The Annie E. Casey Foundation research says between 2007 and 2017, Arizona child-welfare officials assigned fewer foster children to group homes and institutions. Beth Rosenberg, director of child welfare and juvenile justice with the Children’s Action Alliance, says her group is happy to see better numbers, but notes there is room for improvement.

“Arizona does a very good job of placing children with kinship families,” says Rosenberg. “However, the vast majority of those kinship placements are not licensed as foster parents, and they don’t get the financial and programmatic support that they might need.”

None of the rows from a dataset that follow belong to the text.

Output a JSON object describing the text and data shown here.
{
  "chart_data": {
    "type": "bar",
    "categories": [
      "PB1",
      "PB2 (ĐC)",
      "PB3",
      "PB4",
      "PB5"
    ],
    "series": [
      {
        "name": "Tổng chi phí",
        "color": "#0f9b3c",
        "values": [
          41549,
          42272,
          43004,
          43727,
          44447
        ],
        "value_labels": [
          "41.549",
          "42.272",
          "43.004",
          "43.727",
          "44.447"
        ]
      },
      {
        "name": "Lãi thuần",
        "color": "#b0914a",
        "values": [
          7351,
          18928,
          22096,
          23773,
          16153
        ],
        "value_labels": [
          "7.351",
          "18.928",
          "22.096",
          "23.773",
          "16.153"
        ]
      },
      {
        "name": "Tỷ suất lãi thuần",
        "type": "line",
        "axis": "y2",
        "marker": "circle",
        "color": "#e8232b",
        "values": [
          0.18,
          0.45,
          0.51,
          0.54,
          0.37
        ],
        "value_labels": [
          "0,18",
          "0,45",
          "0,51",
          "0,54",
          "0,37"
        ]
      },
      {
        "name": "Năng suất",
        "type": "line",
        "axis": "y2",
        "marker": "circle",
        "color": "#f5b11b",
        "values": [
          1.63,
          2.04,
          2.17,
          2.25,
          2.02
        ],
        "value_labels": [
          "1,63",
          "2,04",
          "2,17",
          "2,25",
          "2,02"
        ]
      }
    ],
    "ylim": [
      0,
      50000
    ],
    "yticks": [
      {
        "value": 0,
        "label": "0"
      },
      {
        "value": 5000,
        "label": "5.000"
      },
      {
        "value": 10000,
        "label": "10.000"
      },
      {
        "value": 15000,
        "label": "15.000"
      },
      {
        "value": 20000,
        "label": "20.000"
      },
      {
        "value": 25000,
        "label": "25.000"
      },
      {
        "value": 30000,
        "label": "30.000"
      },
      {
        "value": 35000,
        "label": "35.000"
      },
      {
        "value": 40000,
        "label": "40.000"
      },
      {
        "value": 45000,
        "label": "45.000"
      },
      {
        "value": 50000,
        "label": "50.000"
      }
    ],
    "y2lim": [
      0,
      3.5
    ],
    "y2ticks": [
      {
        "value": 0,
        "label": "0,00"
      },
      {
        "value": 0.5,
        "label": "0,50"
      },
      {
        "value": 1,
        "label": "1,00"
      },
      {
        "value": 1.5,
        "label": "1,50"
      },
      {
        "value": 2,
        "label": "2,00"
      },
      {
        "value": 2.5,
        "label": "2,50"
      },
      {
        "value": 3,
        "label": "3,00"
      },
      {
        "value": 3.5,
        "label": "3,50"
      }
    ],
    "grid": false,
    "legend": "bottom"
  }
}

The report found in Arizona, 45% of foster kids were placed in kinship homes in 2017, compared to 34% ten years earlier. Over the same period, the number of kids placed in non-relative homes decreased by seven percentage points.

Overall, Arizona improved its placement of children with either relatives or non-relatives by three percentage points, compared to the national average of five percentage points.

Rosenberg says the state needs to improve both the numbers of teens and children of color who are placed with relatives or in other family settings.

“The African-American population in Arizona is about 5% and the number of African-American children in foster care is about 15%,” says Rosenberg. “Yet 22% of the African-American children in care are in group homes.”

Rob Geen, director of policy and advocacy reform with the Annie E. Casey Foundation, says placing a foster child with relatives can make a major difference in their life.

“No matter what that home environment was like, it is traumatic for a child to be removed from the home,” says Geen. “When they’re placed with someone who already knows the child – who knows their likes, their dislikes, knows about their family background – that is less traumatic.”

Geen says studies show when children are placed with relatives, they’re more likely to finish school, attain employment, less likely to become early parents and, overall, are much more likely to succeed in life.